Crown Lawyer Matt McKillop said Jay's index offence of breaking windows was not the reason why he was being detained under the IDDCRA, it was the risk he had since posed to the public if released.
It would be wrong to compare how Jay would be treated in the criminal justice system, McKillop said.
"When it comes to disability, that's a particular ground where sometimes the presumption of sameness or same treatment is actually an unsafe one.
"Different treatment will actually be required to protect people's rights that just can't be dealt with within the usual system."
Man's outbursts "not high-level" violence
Yesterday, Ellis, told the court Jay misbehaved because he was "bored out of his mind".
Most of those assaults on staff were "pushing, scratching and hitting," the court was told,
On Wednesday, Crown lawyer Kim Laurenson agreed the violence from Jay was "not high-level".
"It's not violence at the severe end of the spectrum, by any stretch of the imagination."
Three staff who looked after Jay prevented any outbursts further escalating, Laurenson said.

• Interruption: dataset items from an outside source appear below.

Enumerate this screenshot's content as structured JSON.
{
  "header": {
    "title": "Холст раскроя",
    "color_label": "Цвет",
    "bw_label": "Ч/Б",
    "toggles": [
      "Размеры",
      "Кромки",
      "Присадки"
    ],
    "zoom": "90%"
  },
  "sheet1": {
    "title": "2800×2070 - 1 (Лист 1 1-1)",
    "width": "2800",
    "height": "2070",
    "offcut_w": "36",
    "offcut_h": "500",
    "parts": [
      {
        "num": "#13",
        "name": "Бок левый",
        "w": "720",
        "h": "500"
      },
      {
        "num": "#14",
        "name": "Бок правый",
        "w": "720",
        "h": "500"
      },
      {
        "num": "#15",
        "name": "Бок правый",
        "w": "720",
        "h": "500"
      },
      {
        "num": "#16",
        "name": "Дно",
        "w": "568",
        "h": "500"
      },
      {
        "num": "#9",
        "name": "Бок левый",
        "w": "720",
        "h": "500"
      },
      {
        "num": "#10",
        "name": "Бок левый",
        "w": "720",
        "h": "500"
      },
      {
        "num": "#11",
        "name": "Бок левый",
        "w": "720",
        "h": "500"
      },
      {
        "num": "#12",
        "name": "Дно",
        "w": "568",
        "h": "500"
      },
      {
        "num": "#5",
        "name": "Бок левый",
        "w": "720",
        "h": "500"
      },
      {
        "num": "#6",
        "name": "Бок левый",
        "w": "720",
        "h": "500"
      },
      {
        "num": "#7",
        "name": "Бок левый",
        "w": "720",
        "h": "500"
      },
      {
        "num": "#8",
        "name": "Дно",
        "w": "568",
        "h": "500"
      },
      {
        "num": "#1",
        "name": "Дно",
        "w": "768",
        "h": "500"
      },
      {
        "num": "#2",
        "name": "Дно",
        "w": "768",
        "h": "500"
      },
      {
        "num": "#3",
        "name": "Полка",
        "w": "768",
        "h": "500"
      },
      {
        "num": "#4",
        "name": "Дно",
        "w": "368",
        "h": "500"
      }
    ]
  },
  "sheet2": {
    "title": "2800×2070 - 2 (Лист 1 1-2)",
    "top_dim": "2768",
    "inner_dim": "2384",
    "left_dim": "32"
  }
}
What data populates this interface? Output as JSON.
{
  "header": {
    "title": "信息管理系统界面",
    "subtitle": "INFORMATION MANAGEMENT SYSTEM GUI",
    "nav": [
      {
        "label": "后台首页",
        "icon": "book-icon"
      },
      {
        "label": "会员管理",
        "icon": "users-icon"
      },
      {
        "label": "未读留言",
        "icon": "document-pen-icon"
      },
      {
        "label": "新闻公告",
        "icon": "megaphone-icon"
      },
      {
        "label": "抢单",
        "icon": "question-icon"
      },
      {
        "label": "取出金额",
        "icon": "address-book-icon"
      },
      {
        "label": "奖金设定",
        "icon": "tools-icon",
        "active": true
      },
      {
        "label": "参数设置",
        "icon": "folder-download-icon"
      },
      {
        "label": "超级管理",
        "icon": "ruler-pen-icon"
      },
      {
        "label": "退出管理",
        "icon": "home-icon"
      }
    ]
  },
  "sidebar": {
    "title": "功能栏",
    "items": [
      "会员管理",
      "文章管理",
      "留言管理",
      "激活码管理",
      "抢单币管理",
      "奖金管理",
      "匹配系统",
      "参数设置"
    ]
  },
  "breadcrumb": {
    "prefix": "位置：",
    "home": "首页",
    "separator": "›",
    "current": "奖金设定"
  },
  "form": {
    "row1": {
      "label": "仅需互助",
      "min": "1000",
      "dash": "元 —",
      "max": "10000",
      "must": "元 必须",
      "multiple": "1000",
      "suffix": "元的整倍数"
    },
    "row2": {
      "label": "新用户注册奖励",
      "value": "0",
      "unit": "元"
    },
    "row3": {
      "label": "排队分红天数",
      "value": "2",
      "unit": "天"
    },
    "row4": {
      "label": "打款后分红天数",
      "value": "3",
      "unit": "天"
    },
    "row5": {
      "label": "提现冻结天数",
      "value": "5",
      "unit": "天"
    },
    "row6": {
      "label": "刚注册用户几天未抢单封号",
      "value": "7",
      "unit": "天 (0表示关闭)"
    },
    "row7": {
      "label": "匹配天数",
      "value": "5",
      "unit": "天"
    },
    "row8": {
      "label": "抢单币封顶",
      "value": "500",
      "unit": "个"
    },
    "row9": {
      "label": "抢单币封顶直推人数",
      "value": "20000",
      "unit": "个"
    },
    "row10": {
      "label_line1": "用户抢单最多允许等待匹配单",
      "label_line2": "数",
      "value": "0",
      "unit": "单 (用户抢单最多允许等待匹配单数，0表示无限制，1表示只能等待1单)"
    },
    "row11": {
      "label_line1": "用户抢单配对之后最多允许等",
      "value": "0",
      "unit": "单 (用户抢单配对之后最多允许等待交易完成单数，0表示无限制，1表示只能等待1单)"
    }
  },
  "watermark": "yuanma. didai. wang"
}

Despite this, Jay still had a worrying fascination with weapons and had made threats to harm or kill people, which led to him being assessed as high risk, she said.
Chief Justice Winkelmann questioned the lack of a high threshold for keeping intellectually disabled detained under the IDCCRA.
In the criminal justice system, an offender held in preventative detention must pose a very high risk of violent, often sexual, offending.
"It's not just any offending, it's actually quite high."
There was no such threshold to be detained under the IDCCRA, Winkelmann said.
"I'm interested in whether a rights-consistent approach should require some focus, so there is some shape to what is a bunch of opinions."
The two-day appeal hearing concluded this afternoon with the court reserving its judgement.